Who Cooks for You?
July 4, 2012 § 3 Comments
I am sitting at my desk upstairs, looking out the window in the dark, just to give my eyes a break from the computer screen, when I see it. The owl is big and fluffy, a barred owl. It swoops down from the wire in front of my house and comes back up with something—I swear it looks like a garter snake—in its mouth. I open the window quietly to try to get a better look. From here, its wingspan looks to be at least four feet. The owl looks at me and eats what definitely is a snake. Its huge eyes are staring directly at me, as if to say, “What?” I want to tell someone, but I’m home alone, for the first time in a long, long time. I’m alone, except for my dog, Annie, who barks at anything, but is uninterested in the owl.

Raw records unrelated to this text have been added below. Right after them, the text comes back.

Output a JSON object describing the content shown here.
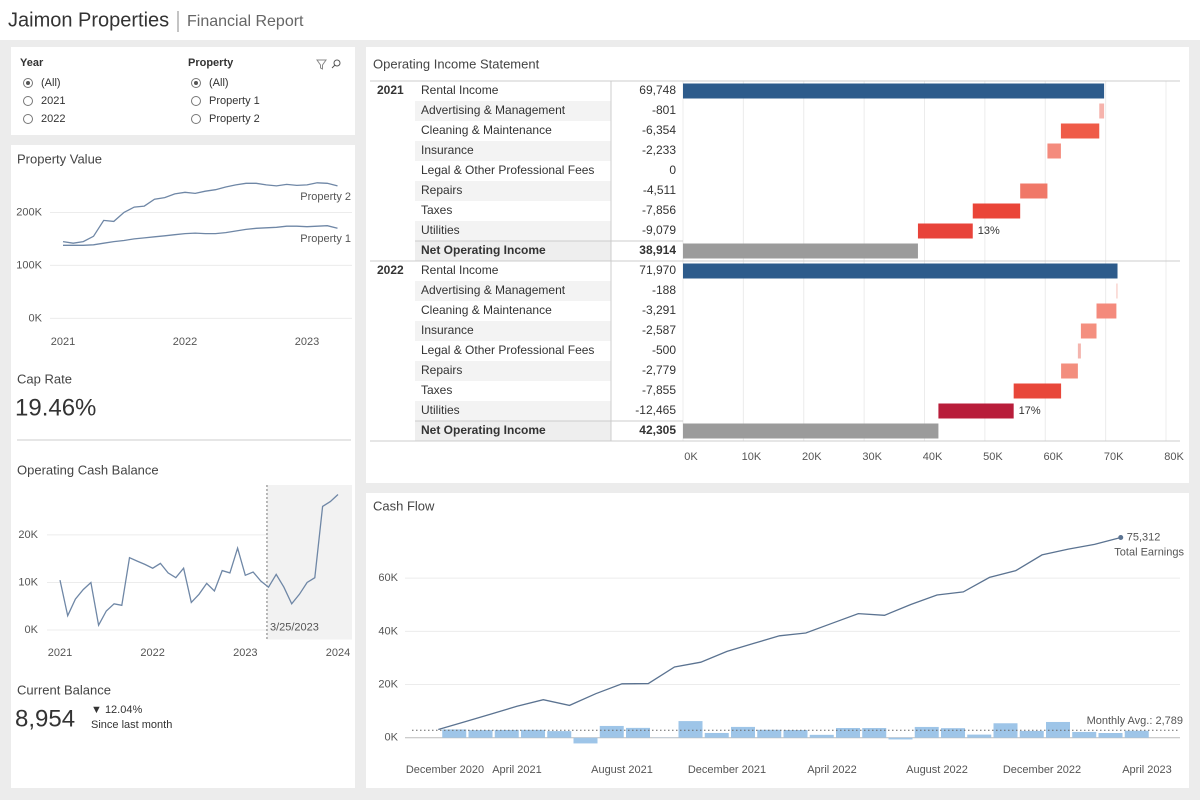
{
  "header": {
    "title": "Jaimon Properties",
    "subtitle": "Financial Report"
  },
  "filters": [
    {
      "label": "Year",
      "options": [
        "(All)",
        "2021",
        "2022"
      ],
      "selected": 0
    },
    {
      "label": "Property",
      "options": [
        "(All)",
        "Property 1",
        "Property 2"
      ],
      "selected": 0
    }
  ],
  "kpis": {
    "cap_rate": {
      "label": "Cap Rate",
      "value": "19.46%"
    },
    "current_balance": {
      "label": "Current Balance",
      "value": "8,954",
      "change": "▼ 12.04%",
      "change_note": "Since last month"
    }
  },
  "chart_data": [
    {
      "type": "line",
      "title": "Property Value",
      "categories": [
        "2021",
        null,
        null,
        null,
        null,
        null,
        null,
        null,
        null,
        null,
        null,
        null,
        "2022",
        null,
        null,
        null,
        null,
        null,
        null,
        null,
        null,
        null,
        null,
        null,
        "2023",
        null,
        null,
        null
      ],
      "series": [
        {
          "name": "Property 2",
          "color": "#6f87a6",
          "values": [
            145000,
            142000,
            145000,
            155000,
            185000,
            183000,
            200000,
            210000,
            212000,
            225000,
            228000,
            235000,
            238000,
            236000,
            240000,
            243000,
            248000,
            252000,
            255000,
            255000,
            252000,
            250000,
            253000,
            251000,
            252000,
            256000,
            255000,
            250000
          ]
        },
        {
          "name": "Property 1",
          "color": "#6f87a6",
          "values": [
            138000,
            138000,
            138000,
            139000,
            142000,
            145000,
            147000,
            150000,
            152000,
            154000,
            156000,
            158000,
            160000,
            161000,
            160000,
            160000,
            162000,
            165000,
            168000,
            170000,
            171000,
            172000,
            174000,
            174000,
            173000,
            174000,
            175000,
            170000
          ]
        }
      ],
      "ylim": [
        -20000,
        265000
      ],
      "yticks": [
        {
          "value": 0,
          "label": "0K"
        },
        {
          "value": 100000,
          "label": "100K"
        },
        {
          "value": 200000,
          "label": "200K"
        }
      ],
      "grid": true
    },
    {
      "type": "line",
      "title": "Operating Cash Balance",
      "categories": [
        "2021",
        null,
        null,
        null,
        null,
        null,
        null,
        null,
        null,
        null,
        null,
        null,
        "2022",
        null,
        null,
        null,
        null,
        null,
        null,
        null,
        null,
        null,
        null,
        null,
        "2023",
        null,
        null,
        null,
        null,
        null,
        null,
        null,
        null,
        null,
        null,
        null,
        "2024"
      ],
      "values": [
        10500,
        3000,
        6500,
        8500,
        10000,
        1000,
        4000,
        5500,
        5200,
        15200,
        14500,
        13800,
        13000,
        14000,
        12000,
        11000,
        13000,
        5800,
        7500,
        9800,
        8200,
        12500,
        12000,
        17200,
        11500,
        12200,
        10300,
        9000,
        11700,
        9000,
        5500,
        7500,
        10000,
        11000,
        26000,
        27000,
        28500
      ],
      "color": "#6f87a6",
      "reference": {
        "label": "3/25/2023"
      },
      "ylim": [
        -2000,
        30500
      ],
      "yticks": [
        {
          "value": 0,
          "label": "0K"
        },
        {
          "value": 10000,
          "label": "10K"
        },
        {
          "value": 20000,
          "label": "20K"
        }
      ],
      "grid": true
    },
    {
      "type": "waterfall",
      "title": "Operating Income Statement",
      "groups": [
        {
          "name": "2021",
          "categories": [
            "Rental Income",
            "Advertising & Management",
            "Cleaning & Maintenance",
            "Insurance",
            "Legal & Other Professional Fees",
            "Repairs",
            "Taxes",
            "Utilities"
          ],
          "values": [
            69748,
            -801,
            -6354,
            -2233,
            0,
            -4511,
            -7856,
            -9079
          ],
          "value_labels": [
            "69,748",
            "-801",
            "-6,354",
            "-2,233",
            "0",
            "-4,511",
            "-7,856",
            "-9,079"
          ],
          "colors": [
            "#2d5b8b",
            "#f6b3ac",
            "#ef5b48",
            "#f48b7d",
            "#f6c0b9",
            "#f07868",
            "#ea4538",
            "#e8433a"
          ],
          "annotation": "13%",
          "total_label": "Net Operating Income",
          "total": 38914,
          "total_value_label": "38,914"
        },
        {
          "name": "2022",
          "categories": [
            "Rental Income",
            "Advertising & Management",
            "Cleaning & Maintenance",
            "Insurance",
            "Legal & Other Professional Fees",
            "Repairs",
            "Taxes",
            "Utilities"
          ],
          "values": [
            71970,
            -188,
            -3291,
            -2587,
            -500,
            -2779,
            -7855,
            -12465
          ],
          "value_labels": [
            "71,970",
            "-188",
            "-3,291",
            "-2,587",
            "-500",
            "-2,779",
            "-7,855",
            "-12,465"
          ],
          "colors": [
            "#2d5b8b",
            "#f7c6c0",
            "#f48a7c",
            "#f48f7f",
            "#f4b5ae",
            "#f38e7e",
            "#e8473a",
            "#b81d3a"
          ],
          "annotation": "17%",
          "total_label": "Net Operating Income",
          "total": 42305,
          "total_value_label": "42,305"
        }
      ],
      "total_color": "#9b9b9b",
      "xlim": [
        0,
        80000
      ],
      "xticks": [
        {
          "value": 0,
          "label": "0K"
        },
        {
          "value": 10000,
          "label": "10K"
        },
        {
          "value": 20000,
          "label": "20K"
        },
        {
          "value": 30000,
          "label": "30K"
        },
        {
          "value": 40000,
          "label": "40K"
        },
        {
          "value": 50000,
          "label": "50K"
        },
        {
          "value": 60000,
          "label": "60K"
        },
        {
          "value": 70000,
          "label": "70K"
        },
        {
          "value": 80000,
          "label": "80K"
        }
      ],
      "grid": true
    },
    {
      "type": "bar_line",
      "title": "Cash Flow",
      "categories": [
        "December 2020",
        null,
        null,
        null,
        "April 2021",
        null,
        null,
        null,
        "August 2021",
        null,
        null,
        null,
        "December 2021",
        null,
        null,
        null,
        "April 2022",
        null,
        null,
        null,
        "August 2022",
        null,
        null,
        null,
        "December 2022",
        null,
        null,
        null,
        "April 2023"
      ],
      "values": [
        null,
        3105,
        2840,
        2920,
        2950,
        2480,
        -2150,
        4420,
        3700,
        80,
        6250,
        1790,
        4060,
        2980,
        2890,
        1080,
        3650,
        3640,
        -650,
        4050,
        3590,
        1170,
        5430,
        2560,
        5920,
        2180,
        1770,
        2607,
        null
      ],
      "color": "#9ec5e8",
      "line": {
        "name": "Total Earnings",
        "color": "#5b7391",
        "end_label": "75,312"
      },
      "reference": {
        "value": 2789,
        "label": "Monthly Avg.: 2,789"
      },
      "ylim": [
        -5000,
        80000
      ],
      "yticks": [
        {
          "value": 0,
          "label": "0K"
        },
        {
          "value": 20000,
          "label": "20K"
        },
        {
          "value": 40000,
          "label": "40K"
        },
        {
          "value": 60000,
          "label": "60K"
        }
      ],
      "grid": true
    }
  ]
}
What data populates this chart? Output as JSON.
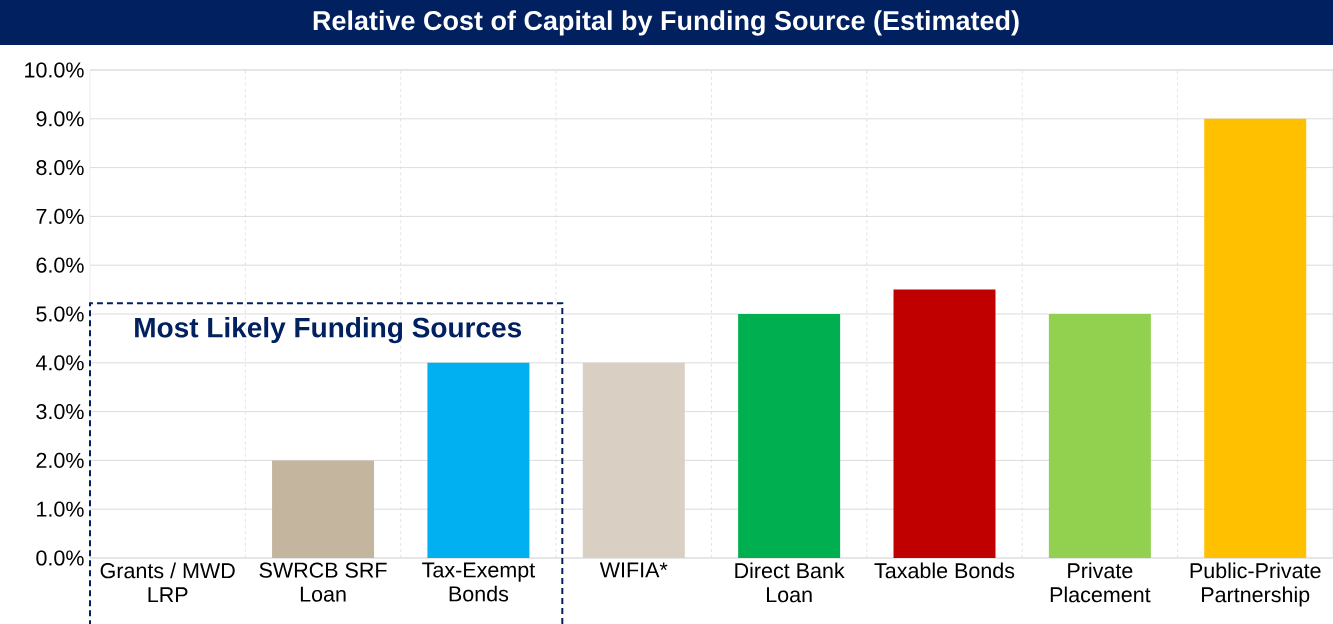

I’ve always taken owls as signs of something, but not of death, like some people do. To me, they’re protectors. They reassure me that someone or something on the other side of the world, or at least in my imagination, is watching out for me.
“What do you think my spirit animal is?” Jack Henry asks. He has been watching an animated tv show (it’s way too serious to be called a cartoon) where everyone has a spirit animal, and depending on whether you like the earth, sky or ocean best, you have dominion over water, air, fire, or earth. “Some kind of fast cat,” I say. He is strong and lithe for a little boy, and I can imagine him running through the jungle. “Maybe a tiger. “
“What’s yours?” he asks. I don’t even think about it. “A turtle,” I say. Jack Henry knows this will be my answer. The slow, ancient looking creatures who hide in their shells and can withstand anything except maybe a fast moving car are my role models. Slow and steady and all that. Distance runners. Survivors who outlast the speedy ones every time.
I wonder who the owls represent. Not really my mom or dad. They’re too quiet and stealthy for that. My mom might have been some kind of frenetic squirrel, my dad some sort of flightless, but stately bird. Which brings me back to the owl. It’s a sign of something. And with a snake in its mouth. Maybe I am protected, or maybe I am just fine here by myself. Maybe I can withstand anything.
The owl is finished eating. I go out on the porch and look up at it in the streetlight. “Who cooks for you?” It asks. “I do,” I answer.